"[Y]ou can't make an omelet without breaking a few eggs [but] if you make only a little change, then it seems to be worthwhile"
- Harlan Ellison, "Repent, Harlequin!" Said the TickTockMan (1965)
I first met Addison in a small Italian café at the upscale Yorkville neighborhood in downtown Toronto. The plan was to discuss potential legal cooperation as we were both tech lawyers. However, before the sparkling water arrived to the table, I smelled the sweet smell of revolution in the air.
Both of us were running our own online services of legal information but we quickly realized that together we can do much more. Something that hadn’t been done before – create a search engine of the world’s regulations in English. As usual with startups we were too busy with the financial projections to realize the magnitude and challenges of such a project.
Nonetheless, very quickly it dawned on us that when you are offering a source that was never available before (e.g., Canadian academics can now read Italian legislation in English) you need to convince users that it is valuable. More than once we heard American or Australian regulators pondering why should they look at regulations from Denmark, for example?
‘We are looking only at comparable jurisdictions’, they told us. ‘What lessons can we possibly draw from remote parts of the world?!’. It was academics, that immediately realized the potential and started exploring the database with enthusiasm. And surprisingly enough, it was the tech giants Microsoft, Google and Amazon, that generously supported our vision.

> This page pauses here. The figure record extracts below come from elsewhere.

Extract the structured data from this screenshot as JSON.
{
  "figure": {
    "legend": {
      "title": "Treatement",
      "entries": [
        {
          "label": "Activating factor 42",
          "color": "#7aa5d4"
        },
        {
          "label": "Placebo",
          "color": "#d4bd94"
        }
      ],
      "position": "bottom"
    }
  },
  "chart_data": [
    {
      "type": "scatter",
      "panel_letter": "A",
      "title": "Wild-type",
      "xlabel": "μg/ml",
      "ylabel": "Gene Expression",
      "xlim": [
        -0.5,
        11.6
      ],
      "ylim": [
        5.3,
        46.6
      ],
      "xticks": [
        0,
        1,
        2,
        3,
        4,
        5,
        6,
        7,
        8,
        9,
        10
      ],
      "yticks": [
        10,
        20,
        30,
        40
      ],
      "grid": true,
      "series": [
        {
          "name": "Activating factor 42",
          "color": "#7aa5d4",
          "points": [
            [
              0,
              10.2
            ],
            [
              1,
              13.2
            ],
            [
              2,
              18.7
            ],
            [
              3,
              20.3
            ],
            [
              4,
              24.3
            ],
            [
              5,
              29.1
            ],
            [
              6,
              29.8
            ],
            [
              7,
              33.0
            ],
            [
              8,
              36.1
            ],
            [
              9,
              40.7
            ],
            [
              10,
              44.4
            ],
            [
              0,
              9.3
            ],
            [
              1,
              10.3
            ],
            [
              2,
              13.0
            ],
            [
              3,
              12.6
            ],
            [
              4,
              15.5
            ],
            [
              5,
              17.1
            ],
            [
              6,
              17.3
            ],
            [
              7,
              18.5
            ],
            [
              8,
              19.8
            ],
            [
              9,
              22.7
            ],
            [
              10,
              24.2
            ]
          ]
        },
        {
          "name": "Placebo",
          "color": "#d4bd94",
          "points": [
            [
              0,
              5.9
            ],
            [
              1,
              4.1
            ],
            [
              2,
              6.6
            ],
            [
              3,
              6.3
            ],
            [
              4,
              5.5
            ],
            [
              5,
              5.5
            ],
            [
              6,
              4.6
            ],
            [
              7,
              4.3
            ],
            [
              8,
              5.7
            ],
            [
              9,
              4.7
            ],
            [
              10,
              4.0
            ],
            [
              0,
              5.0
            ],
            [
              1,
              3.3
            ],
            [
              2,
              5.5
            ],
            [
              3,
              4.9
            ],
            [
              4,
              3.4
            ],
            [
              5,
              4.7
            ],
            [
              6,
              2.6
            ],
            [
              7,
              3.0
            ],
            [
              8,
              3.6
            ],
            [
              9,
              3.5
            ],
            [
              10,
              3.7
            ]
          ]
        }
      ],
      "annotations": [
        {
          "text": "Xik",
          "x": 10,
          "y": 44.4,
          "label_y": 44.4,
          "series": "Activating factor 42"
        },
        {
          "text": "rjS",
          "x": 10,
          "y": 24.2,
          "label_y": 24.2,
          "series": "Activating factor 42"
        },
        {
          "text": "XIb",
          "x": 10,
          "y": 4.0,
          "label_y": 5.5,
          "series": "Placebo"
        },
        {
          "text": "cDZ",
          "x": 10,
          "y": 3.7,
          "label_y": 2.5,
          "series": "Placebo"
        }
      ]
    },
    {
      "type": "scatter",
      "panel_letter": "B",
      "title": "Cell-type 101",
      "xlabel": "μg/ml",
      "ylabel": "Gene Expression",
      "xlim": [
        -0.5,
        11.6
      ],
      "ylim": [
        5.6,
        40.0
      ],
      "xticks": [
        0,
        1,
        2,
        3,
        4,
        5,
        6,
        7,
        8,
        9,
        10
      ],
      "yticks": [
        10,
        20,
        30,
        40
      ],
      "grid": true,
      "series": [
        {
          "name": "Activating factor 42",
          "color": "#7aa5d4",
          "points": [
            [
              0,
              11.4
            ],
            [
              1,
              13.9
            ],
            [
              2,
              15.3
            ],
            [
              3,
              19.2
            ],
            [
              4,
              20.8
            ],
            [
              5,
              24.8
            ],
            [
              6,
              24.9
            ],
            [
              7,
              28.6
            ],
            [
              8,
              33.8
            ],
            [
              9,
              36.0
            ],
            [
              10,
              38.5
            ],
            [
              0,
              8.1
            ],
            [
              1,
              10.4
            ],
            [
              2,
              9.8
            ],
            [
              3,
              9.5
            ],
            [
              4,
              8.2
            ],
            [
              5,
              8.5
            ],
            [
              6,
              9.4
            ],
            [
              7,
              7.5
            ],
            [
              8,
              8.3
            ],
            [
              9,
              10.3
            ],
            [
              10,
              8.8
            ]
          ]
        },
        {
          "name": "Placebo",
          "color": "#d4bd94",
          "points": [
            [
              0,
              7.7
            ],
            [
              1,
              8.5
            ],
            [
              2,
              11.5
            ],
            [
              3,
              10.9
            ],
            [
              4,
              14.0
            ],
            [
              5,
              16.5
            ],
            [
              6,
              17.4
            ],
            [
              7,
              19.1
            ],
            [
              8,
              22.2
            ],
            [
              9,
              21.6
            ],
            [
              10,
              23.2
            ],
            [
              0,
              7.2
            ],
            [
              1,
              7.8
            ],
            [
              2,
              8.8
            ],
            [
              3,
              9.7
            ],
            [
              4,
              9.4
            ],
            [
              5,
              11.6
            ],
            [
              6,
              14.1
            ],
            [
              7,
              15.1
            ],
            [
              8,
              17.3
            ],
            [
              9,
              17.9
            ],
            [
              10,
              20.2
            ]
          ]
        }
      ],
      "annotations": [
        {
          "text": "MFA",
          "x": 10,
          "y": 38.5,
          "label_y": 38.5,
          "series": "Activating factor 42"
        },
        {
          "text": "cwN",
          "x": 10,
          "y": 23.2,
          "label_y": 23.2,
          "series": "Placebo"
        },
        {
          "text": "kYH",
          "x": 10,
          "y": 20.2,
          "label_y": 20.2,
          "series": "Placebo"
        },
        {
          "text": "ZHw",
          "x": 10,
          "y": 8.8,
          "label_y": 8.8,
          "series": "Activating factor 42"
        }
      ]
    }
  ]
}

After a year of hard work – we have the big data: 1.6 million laws and regulations from 85 countries in English; from which 750,000 laws and regulations are machine translated from 26 languages; and 250,000 technical standards provided by ANSI. For the first time, the global regulation is now searchable, in full text, in English.
Loyal to our vision of ‘better regulation for a better world’ we decided to employ the World Bank’s purchasing power parity index so that an annual subscription that cost $500 in Japan and $750 in the US, will cost $27 in Afghanistan and $24 in Uganda. We believe that the world’s laws should be available to everyone everywhere.
What’s next? This is a good question. Big data begs for analytics and we already provide some tools that enable the user to determine the complexity of a certain field across jurisdictions, including a ‘heat map’ and legislation changes across time; extract penalties clauses and amounts in USD; and offer search ideas based on word-frequency cross-reference of the entire database.
We will keep employing technology, especially Artificial Intelligence, for the benefit of people as part of our mission to create ‘the policy advisor of the future’. We’re trying to predict future penalties based on past patterns, offer regulators recommended regulations based on other countries experience and expand the database as much as possible.
I watch our search log everyday. Sometimes more than once. And when I see a government user from Indonesia looking at space regulations from Mexico, or an American academic searching Chinese legislation on privacy - it is then that I know that the revolution has already started. We just need to let everyone know about it.